In ihrem fiktionalen und vielschichtigen Romankonstrukt lässt Ulitzkaja einen Großteil von Figuren über Jahrzehnte zwischen Staaten der ehemaligen Sowjetunion, Polen, den USA und dem Nahen Osten agieren.
Heike Müller-Mertens Romadaption stellt das Wirken von Pater Daniel Stein in seiner Kirche in Haifa zwischen 1960 und 1995 ins Zentrum.
Durch die Hölle gegangen und wiedergeboren lebt er den Traum von der Gründung einer zukunftsweisenden Gemeinschaft, die Christen und Juden als Glaubensbrüder vereint. Diese kümmern sich gemeinsam um die Lösung sozialer Probleme für die Schwachen und Bedürftigen, von denen es im Einwanderungsland Israel viele gibt und immer neue geben wird.

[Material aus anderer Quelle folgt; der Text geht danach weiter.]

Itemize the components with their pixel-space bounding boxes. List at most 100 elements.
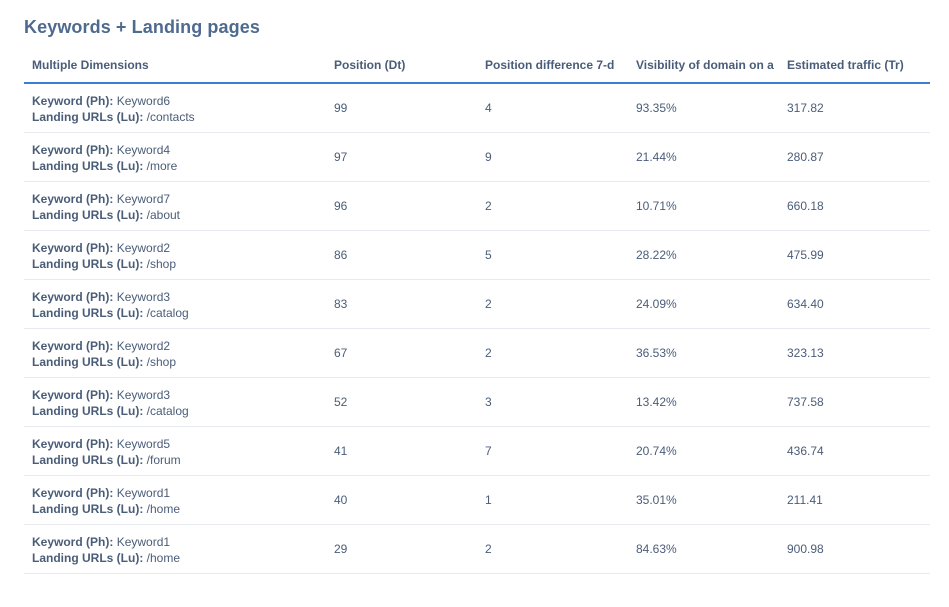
landing-url-label: Landing URLs (Lu): — [32, 453, 144, 467]
landing-url-label: Landing URLs (Lu): — [32, 306, 144, 320]
table-row[interactable]: Keyword (Ph): Keyword3 Landing URLs (Lu):… — [24, 378, 930, 427]
landing-url-label: Landing URLs (Lu): — [32, 551, 144, 565]
keyword-label: Keyword (Ph): — [32, 535, 114, 549]
landing-url-line: Landing URLs (Lu): /home — [32, 501, 327, 517]
cell-position: 67 — [334, 346, 348, 360]
keyword-label: Keyword (Ph): — [32, 486, 114, 500]
keyword-label: Keyword (Ph): — [32, 192, 114, 206]
table-row[interactable]: Keyword (Ph): Keyword3 Landing URLs (Lu):… — [24, 280, 930, 329]
landing-url-value: /catalog — [146, 404, 189, 418]
cell-position: 96 — [334, 199, 348, 213]
landing-url-line: Landing URLs (Lu): /catalog — [32, 305, 327, 321]
cell-position-difference: 9 — [485, 150, 492, 164]
keyword-label: Keyword (Ph): — [32, 388, 114, 402]
table-row[interactable]: Keyword (Ph): Keyword5 Landing URLs (Lu):… — [24, 427, 930, 476]
cell-position-difference: 2 — [485, 346, 492, 360]
column-header-dimensions[interactable]: Multiple Dimensions — [32, 58, 149, 72]
column-header-estimated-traffic[interactable]: Estimated traffic (Tr) — [787, 58, 904, 72]
keyword-line: Keyword (Ph): Keyword3 — [32, 289, 327, 305]
keyword-value: Keyword5 — [116, 437, 171, 451]
cell-estimated-traffic: 280.87 — [787, 150, 824, 164]
table-row[interactable]: Keyword (Ph): Keyword1 Landing URLs (Lu):… — [24, 525, 930, 574]
cell-estimated-traffic: 317.82 — [787, 101, 824, 115]
cell-visibility: 93.35% — [636, 101, 677, 115]
keyword-value: Keyword7 — [116, 192, 171, 206]
landing-url-value: /more — [146, 159, 178, 173]
table-row[interactable]: Keyword (Ph): Keyword1 Landing URLs (Lu):… — [24, 476, 930, 525]
landing-url-value: /contacts — [146, 110, 195, 124]
keyword-value: Keyword1 — [116, 535, 171, 549]
cell-visibility: 36.53% — [636, 346, 677, 360]
column-header-position[interactable]: Position (Dt) — [334, 58, 406, 72]
cell-position: 41 — [334, 444, 348, 458]
landing-url-line: Landing URLs (Lu): /shop — [32, 354, 327, 370]
cell-estimated-traffic: 475.99 — [787, 248, 824, 262]
column-header-visibility[interactable]: Visibility of domain on a — [636, 58, 774, 72]
cell-position-difference: 2 — [485, 199, 492, 213]
cell-dimensions: Keyword (Ph): Keyword3 Landing URLs (Lu):… — [32, 387, 327, 419]
cell-position: 86 — [334, 248, 348, 262]
landing-url-value: /home — [146, 502, 181, 516]
landing-url-line: Landing URLs (Lu): /contacts — [32, 109, 327, 125]
landing-url-value: /home — [146, 551, 181, 565]
keyword-value: Keyword3 — [116, 388, 171, 402]
landing-url-label: Landing URLs (Lu): — [32, 159, 144, 173]
table-row[interactable]: Keyword (Ph): Keyword6 Landing URLs (Lu):… — [24, 84, 930, 133]
keyword-value: Keyword2 — [116, 241, 171, 255]
keyword-line: Keyword (Ph): Keyword5 — [32, 436, 327, 452]
landing-url-value: /forum — [146, 453, 181, 467]
keyword-line: Keyword (Ph): Keyword2 — [32, 338, 327, 354]
landing-url-value: /catalog — [146, 306, 189, 320]
cell-dimensions: Keyword (Ph): Keyword1 Landing URLs (Lu):… — [32, 534, 327, 566]
keyword-label: Keyword (Ph): — [32, 437, 114, 451]
column-header-position-difference[interactable]: Position difference 7-d — [485, 58, 615, 72]
cell-position-difference: 5 — [485, 248, 492, 262]
table-row[interactable]: Keyword (Ph): Keyword2 Landing URLs (Lu):… — [24, 231, 930, 280]
cell-estimated-traffic: 634.40 — [787, 297, 824, 311]
cell-visibility: 20.74% — [636, 444, 677, 458]
table-row[interactable]: Keyword (Ph): Keyword4 Landing URLs (Lu):… — [24, 133, 930, 182]
cell-position-difference: 7 — [485, 444, 492, 458]
cell-position-difference: 1 — [485, 493, 492, 507]
keyword-value: Keyword4 — [116, 143, 171, 157]
widget-title: Keywords + Landing pages — [24, 17, 260, 37]
table-row[interactable]: Keyword (Ph): Keyword7 Landing URLs (Lu):… — [24, 182, 930, 231]
landing-url-line: Landing URLs (Lu): /home — [32, 550, 327, 566]
landing-url-line: Landing URLs (Lu): /forum — [32, 452, 327, 468]
keyword-label: Keyword (Ph): — [32, 143, 114, 157]
cell-position-difference: 2 — [485, 297, 492, 311]
landing-url-value: /about — [146, 208, 181, 222]
keyword-label: Keyword (Ph): — [32, 290, 114, 304]
landing-url-value: /shop — [146, 257, 177, 271]
keyword-label: Keyword (Ph): — [32, 94, 114, 108]
landing-url-label: Landing URLs (Lu): — [32, 404, 144, 418]
landing-url-line: Landing URLs (Lu): /more — [32, 158, 327, 174]
keyword-line: Keyword (Ph): Keyword7 — [32, 191, 327, 207]
cell-position: 40 — [334, 493, 348, 507]
cell-position: 97 — [334, 150, 348, 164]
cell-estimated-traffic: 436.74 — [787, 444, 824, 458]
cell-dimensions: Keyword (Ph): Keyword6 Landing URLs (Lu):… — [32, 93, 327, 125]
cell-dimensions: Keyword (Ph): Keyword2 Landing URLs (Lu):… — [32, 240, 327, 272]
landing-url-label: Landing URLs (Lu): — [32, 502, 144, 516]
landing-url-value: /shop — [146, 355, 177, 369]
cell-position: 52 — [334, 395, 348, 409]
landing-url-label: Landing URLs (Lu): — [32, 110, 144, 124]
cell-visibility: 10.71% — [636, 199, 677, 213]
cell-dimensions: Keyword (Ph): Keyword5 Landing URLs (Lu):… — [32, 436, 327, 468]
cell-estimated-traffic: 900.98 — [787, 542, 824, 556]
cell-visibility: 24.09% — [636, 297, 677, 311]
cell-visibility: 21.44% — [636, 150, 677, 164]
cell-dimensions: Keyword (Ph): Keyword3 Landing URLs (Lu):… — [32, 289, 327, 321]
table-row[interactable]: Keyword (Ph): Keyword2 Landing URLs (Lu):… — [24, 329, 930, 378]
keyword-line: Keyword (Ph): Keyword2 — [32, 240, 327, 256]
cell-visibility: 84.63% — [636, 542, 677, 556]
data-table: Multiple Dimensions Position (Dt) Positi… — [24, 49, 930, 574]
cell-dimensions: Keyword (Ph): Keyword2 Landing URLs (Lu):… — [32, 338, 327, 370]
keyword-line: Keyword (Ph): Keyword6 — [32, 93, 327, 109]
cell-position-difference: 3 — [485, 395, 492, 409]
cell-estimated-traffic: 737.58 — [787, 395, 824, 409]
keyword-line: Keyword (Ph): Keyword3 — [32, 387, 327, 403]
landing-url-label: Landing URLs (Lu): — [32, 257, 144, 271]
cell-position: 99 — [334, 101, 348, 115]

Dabei gerät Daniel schnell zwischen alle politischen und religiösen Fronten; der Sechstagekrieg und der Beginn der ersten Intifada verschärfen das Klima im Land und der israelisch – palästinensische Konflikt wird zur allgegenwärtigen Wunde, die sich nicht schließen lässt.
Da scheint kein Raum zu sein für eine Sekte von Träumern, die in arabischen Kirchen christliche Gottesdienste in hebräischer Sprache abhält. Irritierte Mitbürger, befremdete Ordensbrüder, kirchliche Institutionen in Jerusalem beargwöhnen das Treiben dieses kleinen Mannes mit dem großen Sendungsbewusstsein. Die römische Kurie muss reagieren …  Die Gemeindemitglieder geraten durch äußere Umstände in menschliche oder politische Konfliktlagen und Zerreißproben. Dabei werden Glaubensfragen zwischen Orthodoxie und Liberalität auf ihre Möglichkeiten und Grenzen hin untersucht und die kommunistische Ideologie als Glaubensersatz hinterfragt.
Ungeachtet aller Anfechtungen versucht Daniel zu beweisen, dass es am Ende immer Menschen sind, die ihren Glauben vertreten und damit prägen. Dass Religion nie abstrakt existiert.
Und obwohl es im Roman wie im Stück kein glückliches Ende gibt, wollen wir den Traum erzählen, ihn verteidigen, wie auch den Glauben, den es möglicherweise zur Realisierung braucht.